A festa na casa de Luíza foi um fiasco, Aline foi embora com Débora e Rosa chorou por toda noite. Como poderia ser tão idiota em gostar tanto de uma pessoa que nem sequer olhava para ela? Tantas pessoas querendo a sua atenção e o seu carinho e ela só conseguia pensar em Aline.
Só uma pessoa havia chegado perto, tão perto a ponto de Rosa quase esquecer Aline e essa pessoa era Júlia Chaves, uma grande empresária do ramo hoteleiro, casada, mãe de dois filhos e com um marido quase perfeito. Quase. Elas se conheceram numa reunião e desde então viraram amigas.
Rosa admirava aquela mulher que dominava o mundo empresarial com punhos de ferro. Forte e incrivelmente decidida, ela era uma constante em sua vida. Até que descobriu a traição de seu marido, um casamento de quase vinte anos destruído. Quem estava ao lado dela no momento mais difícil? Sim, Rosa. Ela era a típica pessoa forte para se ter ao lado quando tudo parecia difícil. E em meio a toda essa aproximação elas acabaram se envolvendo. Júlia, uma mulher envolvente, mais velha e com uma grande dor. Rosa, uma mulher cheia de vida e ainda apaixonada por uma Aline distante.
O relacionamento não durou muito, na verdade elas nem chegaram a namorar. Ficaram alguns meses juntas, mas Rosa não conseguia se entregar totalmente enquanto que Júlia estava muito envolvida e apaixonada querendo assumir a relação por mais difícil que isso fosse.
Num momento de fraqueza, Júlia acabou voltando para o marido e o relacionamento e a amizade tiveram fim ao mesmo. Rosa já não se surpreendia com mais nada. Seguia sua vida normalmente apesar de sentir falta dos carinhos daquela mulher.

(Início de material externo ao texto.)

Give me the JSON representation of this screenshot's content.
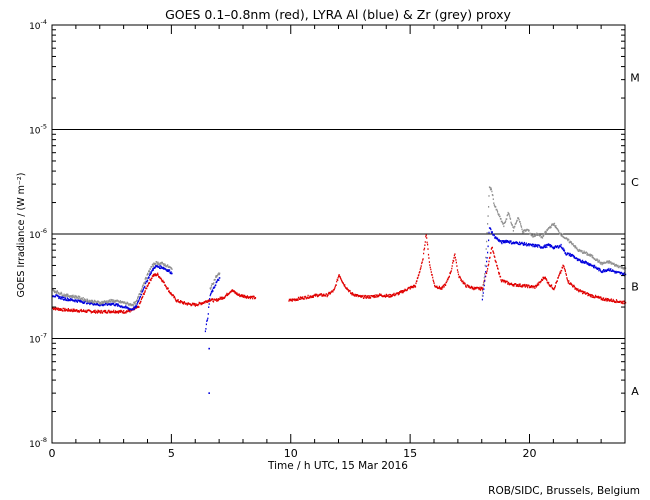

Numa manhã fria de segunda-feira, elas se encontraram a primeira vez desde que Júlia havia voltado para o marido. Numa reunião chata, dessas que se evita ao máximo, acabaram sentando-se cara a cara e não teve um momento sequer que Júlia parou de encarar a compenetrada Rosa.
Ao final da reunião, enquanto procurava o carro no enorme estacionamento da empresa, Rosa percebeu que alguém a seguia: uma estonteante Júlia.
_ Espero que não esteja me seguindo com todas essas câmeras por aqui. _ Rosa apontou para as câmeras do estacionamento enquanto abria o carro.
_ Rosa, eu queria conversar com você. Depois que voltei com o Marcos eu nem pude te explicar direito o que aconteceu.
_ Você não precisa me explicar nada. Não estávamos mais juntas e eu também não posso falar agora.
_ Liguei para a sua secretária e sei que você não tem nada marcado para a tarde.
Rosa quis entrar no carro e sair dali rapidamente. À tarde ela iria à casa de Luíza para ver como a amiga estava. Aline estaria por lá e ela não conseguia pensar em nada que a fizesse desistir de poder vê-la.
_ Tenho um compromisso pessoal esta tarde, mas é claro que você preferiu ligar para minha secretária em vez de me mandar uma mensagem. Você e o seu excesso de controle, sempre achando que as pessoas estão na palma da sua mão. _ Rosa entrou no carro, mas quando foi fechar a porta, Júlia a impediu.
_ Você está com alguém? _ havia um brilho estranho nos olhos de Júlia.
_ Não, apenas uma reunião de amigas na casa da Luíza. Aline estará por lá.
Rosa não se conteve. Do alto da sua vaidade, não poderia evitar pensar em como Júlia reagiria diante daquela informação.
_ Ela voltou? Quando? _ Júlia parecia sem chão. Sentiu uma onda de ciúmes que até então ela própria não se sentia capaz de sentir.
_ Algumas semanas. Agora, se não se importa eu preciso ir. _ Rosa fechou a porta e acelerou. Olhou pelo retrovisor e viu uma Júlia destruída. Seria o conto de fadas uma grande mentira?